The thought "if I were 10 pounds lighter" is just a thought that initiates feelings of weakness and powerlessness. These thoughts are initiating feelings of fear. Following fear increases feelings of stress and usually the stress response initiates a behaviour. That behaviour will either be helpful or unhelpful. It may be helpful in the short term and more harmful in the long run. But in any moment YOU and I have the choice what behaviours we choose.
The best teaching I have learned when I am in the storm of negative thoughts... is to ask... Is it true?
This comes from Byron Katie who has many videos, free resources. Just check out The Work.com
Often times the answer is that you cannot absolutely irrevocably know what you are thinking is true. And if you turn the thoughts around, you can often find that the opposite of what you are thinking is also true. This process leads to a less tightly held belief and it is only from that mental/emotional place - from curiosity and openness to thinking differently that change can happen.
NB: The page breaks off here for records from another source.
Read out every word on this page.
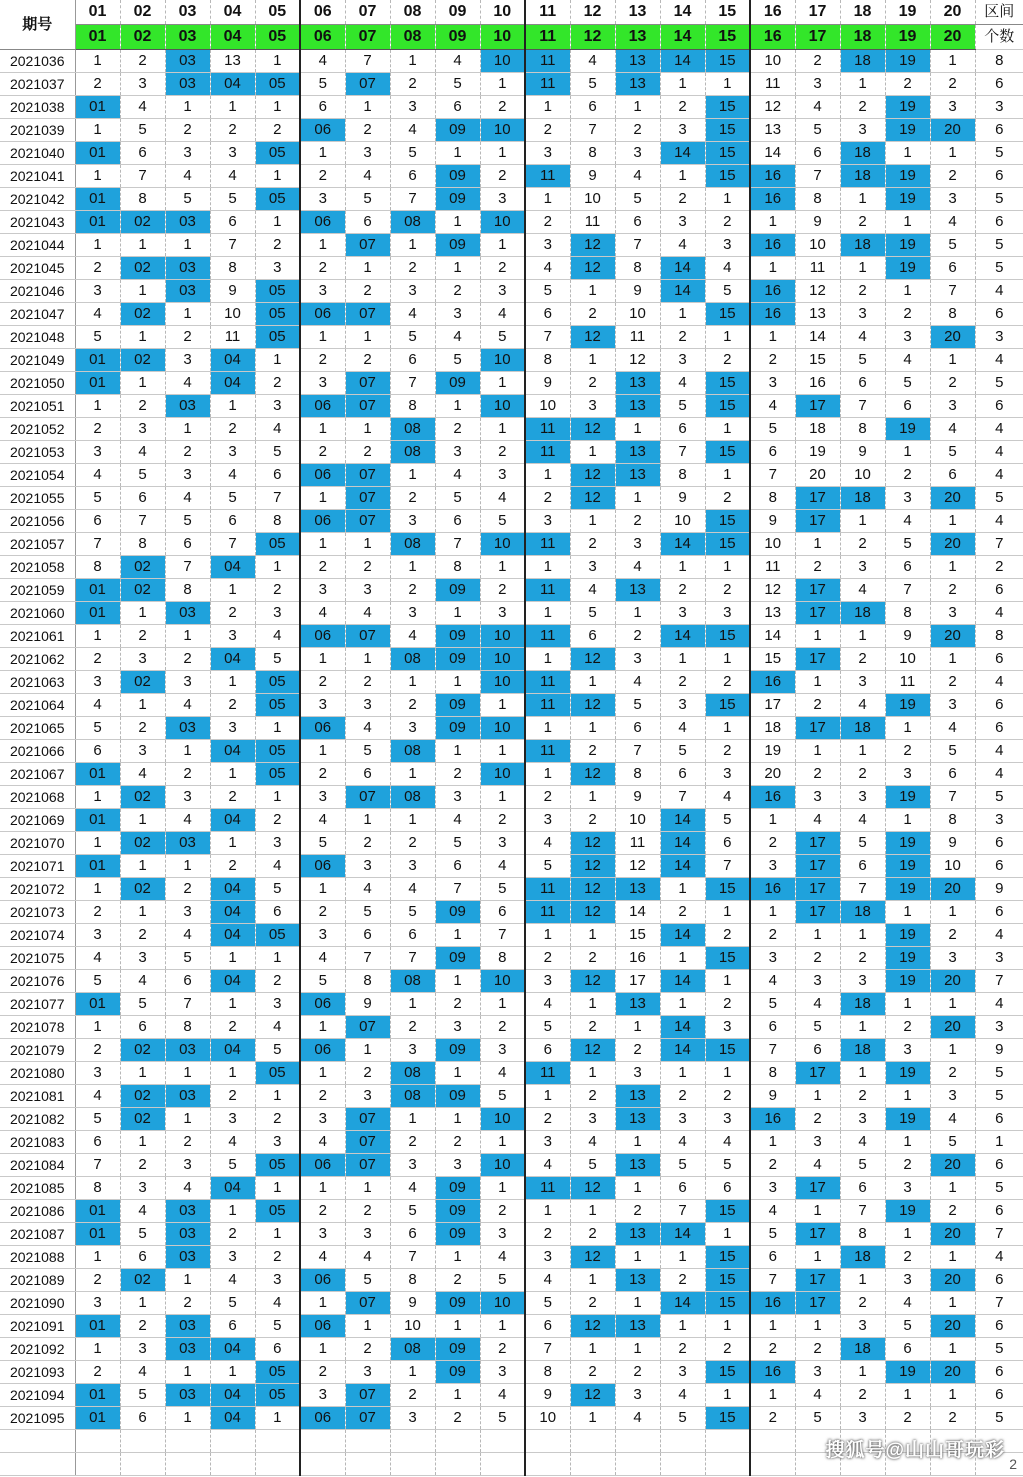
期号	01	02	03	04	05	06	07	08	09	10	11	12	13	14	15	16	17	18	19	20	区间
	01	02	03	04	05	06	07	08	09	10	11	12	13	14	15	16	17	18	19	20	个数
2021036	1	2	03	13	1	4	7	1	4	10	11	4	13	14	15	10	2	18	19	1	8
2021037	2	3	03	04	05	5	07	2	5	1	11	5	13	1	1	11	3	1	2	2	6
2021038	01	4	1	1	1	6	1	3	6	2	1	6	1	2	15	12	4	2	19	3	3
2021039	1	5	2	2	2	06	2	4	09	10	2	7	2	3	15	13	5	3	19	20	6
2021040	01	6	3	3	05	1	3	5	1	1	3	8	3	14	15	14	6	18	1	1	5
2021041	1	7	4	4	1	2	4	6	09	2	11	9	4	1	15	16	7	18	19	2	6
2021042	01	8	5	5	05	3	5	7	09	3	1	10	5	2	1	16	8	1	19	3	5
2021043	01	02	03	6	1	06	6	08	1	10	2	11	6	3	2	1	9	2	1	4	6
2021044	1	1	1	7	2	1	07	1	09	1	3	12	7	4	3	16	10	18	19	5	5
2021045	2	02	03	8	3	2	1	2	1	2	4	12	8	14	4	1	11	1	19	6	5
2021046	3	1	03	9	05	3	2	3	2	3	5	1	9	14	5	16	12	2	1	7	4
2021047	4	02	1	10	05	06	07	4	3	4	6	2	10	1	15	16	13	3	2	8	6
2021048	5	1	2	11	05	1	1	5	4	5	7	12	11	2	1	1	14	4	3	20	3
2021049	01	02	3	04	1	2	2	6	5	10	8	1	12	3	2	2	15	5	4	1	4
2021050	01	1	4	04	2	3	07	7	09	1	9	2	13	4	15	3	16	6	5	2	5
2021051	1	2	03	1	3	06	07	8	1	10	10	3	13	5	15	4	17	7	6	3	6
2021052	2	3	1	2	4	1	1	08	2	1	11	12	1	6	1	5	18	8	19	4	4
2021053	3	4	2	3	5	2	2	08	3	2	11	1	13	7	15	6	19	9	1	5	4
2021054	4	5	3	4	6	06	07	1	4	3	1	12	13	8	1	7	20	10	2	6	4
2021055	5	6	4	5	7	1	07	2	5	4	2	12	1	9	2	8	17	18	3	20	5
2021056	6	7	5	6	8	06	07	3	6	5	3	1	2	10	15	9	17	1	4	1	4
2021057	7	8	6	7	05	1	1	08	7	10	11	2	3	14	15	10	1	2	5	20	7
2021058	8	02	7	04	1	2	2	1	8	1	1	3	4	1	1	11	2	3	6	1	2
2021059	01	02	8	1	2	3	3	2	09	2	11	4	13	2	2	12	17	4	7	2	6
2021060	01	1	03	2	3	4	4	3	1	3	1	5	1	3	3	13	17	18	8	3	4
2021061	1	2	1	3	4	06	07	4	09	10	11	6	2	14	15	14	1	1	9	20	8
2021062	2	3	2	04	5	1	1	08	09	10	1	12	3	1	1	15	17	2	10	1	6
2021063	3	02	3	1	05	2	2	1	1	10	11	1	4	2	2	16	1	3	11	2	4
2021064	4	1	4	2	05	3	3	2	09	1	11	12	5	3	15	17	2	4	19	3	6
2021065	5	2	03	3	1	06	4	3	09	10	1	1	6	4	1	18	17	18	1	4	6
2021066	6	3	1	04	05	1	5	08	1	1	11	2	7	5	2	19	1	1	2	5	4
2021067	01	4	2	1	05	2	6	1	2	10	1	12	8	6	3	20	2	2	3	6	4
2021068	1	02	3	2	1	3	07	08	3	1	2	1	9	7	4	16	3	3	19	7	5
2021069	01	1	4	04	2	4	1	1	4	2	3	2	10	14	5	1	4	4	1	8	3
2021070	1	02	03	1	3	5	2	2	5	3	4	12	11	14	6	2	17	5	19	9	6
2021071	01	1	1	2	4	06	3	3	6	4	5	12	12	14	7	3	17	6	19	10	6
2021072	1	02	2	04	5	1	4	4	7	5	11	12	13	1	15	16	17	7	19	20	9
2021073	2	1	3	04	6	2	5	5	09	6	11	12	14	2	1	1	17	18	1	1	6
2021074	3	2	4	04	05	3	6	6	1	7	1	1	15	14	2	2	1	1	19	2	4
2021075	4	3	5	1	1	4	7	7	09	8	2	2	16	1	15	3	2	2	19	3	3
2021076	5	4	6	04	2	5	8	08	1	10	3	12	17	14	1	4	3	3	19	20	7
2021077	01	5	7	1	3	06	9	1	2	1	4	1	13	1	2	5	4	18	1	1	4
2021078	1	6	8	2	4	1	07	2	3	2	5	2	1	14	3	6	5	1	2	20	3
2021079	2	02	03	04	5	06	1	3	09	3	6	12	2	14	15	7	6	18	3	1	9
2021080	3	1	1	1	05	1	2	08	1	4	11	1	3	1	1	8	17	1	19	2	5
2021081	4	02	03	2	1	2	3	08	09	5	1	2	13	2	2	9	1	2	1	3	5
2021082	5	02	1	3	2	3	07	1	1	10	2	3	13	3	3	16	2	3	19	4	6
2021083	6	1	2	4	3	4	07	2	2	1	3	4	1	4	4	1	3	4	1	5	1
2021084	7	2	3	5	05	06	07	3	3	10	4	5	13	5	5	2	4	5	2	20	6
2021085	8	3	4	04	1	1	1	4	09	1	11	12	1	6	6	3	17	6	3	1	5
2021086	01	4	03	1	05	2	2	5	09	2	1	1	2	7	15	4	1	7	19	2	6
2021087	01	5	03	2	1	3	3	6	09	3	2	2	13	14	1	5	17	8	1	20	7
2021088	1	6	03	3	2	4	4	7	1	4	3	12	1	1	15	6	1	18	2	1	4
2021089	2	02	1	4	3	06	5	8	2	5	4	1	13	2	15	7	17	1	3	20	6
2021090	3	1	2	5	4	1	07	9	09	10	5	2	1	14	15	16	17	2	4	1	7
2021091	01	2	03	6	5	06	1	10	1	1	6	12	13	1	1	1	1	3	5	20	6
2021092	1	3	03	04	6	1	2	08	09	2	7	1	1	2	2	2	2	18	6	1	5
2021093	2	4	1	1	05	2	3	1	09	3	8	2	2	3	15	16	3	1	19	20	6
2021094	01	5	03	04	05	3	07	2	1	4	9	12	3	4	1	1	4	2	1	1	6
2021095	01	6	1	04	1	06	07	3	2	5	10	1	4	5	15	2	5	3	2	2	5

搜狐号@山山哥玩彩
2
In that space of curiosity, of a looser grip, a person with ED can make a more skillful decision. It lightens the pressure of negative provoking thoughts. We can all chose more skillfully if we slow down and take a moment to question our thoughts.
Perhaps true recovery is the ability to disrupt compulsive thoughts and behaviours.
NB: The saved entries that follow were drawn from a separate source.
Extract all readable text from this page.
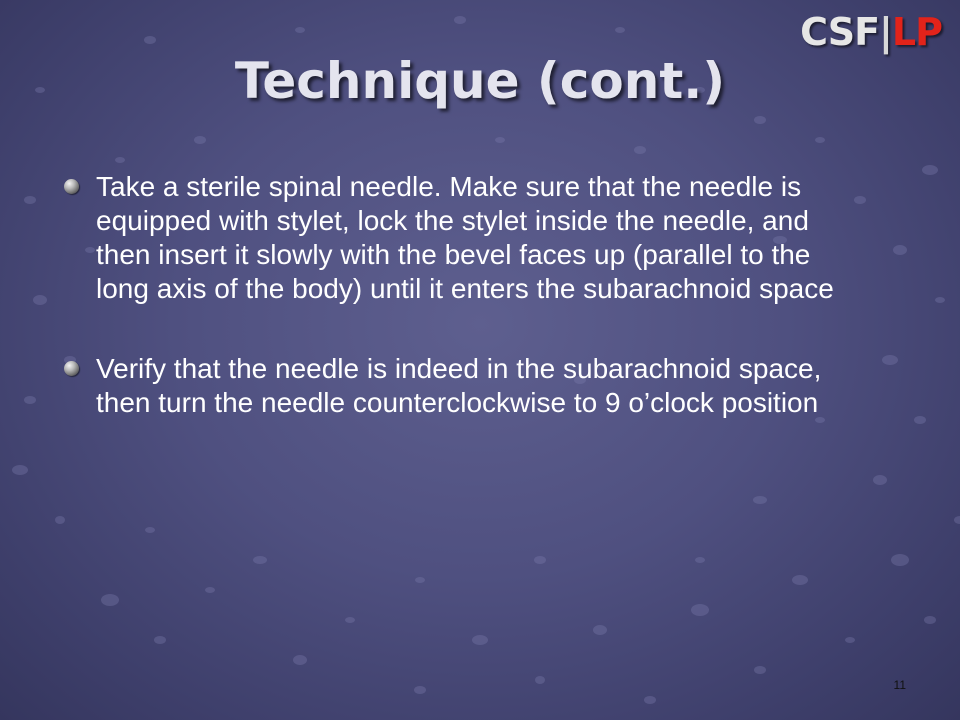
CSF|LP
Technique (cont.)
Take a sterile spinal needle. Make sure that the needle is equipped with stylet, lock the stylet inside the needle, and then insert it slowly with the bevel faces up (parallel to the long axis of the body) until it enters the subarachnoid space
Verify that the needle is indeed in the subarachnoid space, then turn the needle counterclockwise to 9 o’clock position
11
In Buddhism, the middle path is the skillful choice. Buddhism has been around for quite awhile. As have the teachings of Sri Vidya which holds similiar values. Maybe these ancient teachings brought into our lives a little earlier on is really the education we need.
The metaphor in a climbing world example would be for example when you are climbing a tall route and start getting that sense of exposure - all that space behind you making you very aware that you are high off the ground. The elephant wants to get down. The elephant may begin to violently shake the legs, over grip the hand holds. The elephant starts looking down and stalling about moving up. The rider is usually off line. But may come online and begin to calculate how far out from the last bolt you are and what kind of a fall you might be in for. The rider may begin to calculate the odds of getting to the next clip, assess what moves will be required, whether the clipping stance is adequate for the amount of pump you feel.
In this example, what drives both the elephant and the rider is the fear of harm, or more accurately, the desire to avoid harm. In order to get the elephant to move toward the next clip has to be a motivation that is greater than the motivation to avoid the fall.
“Sparks come from emotion, not information.”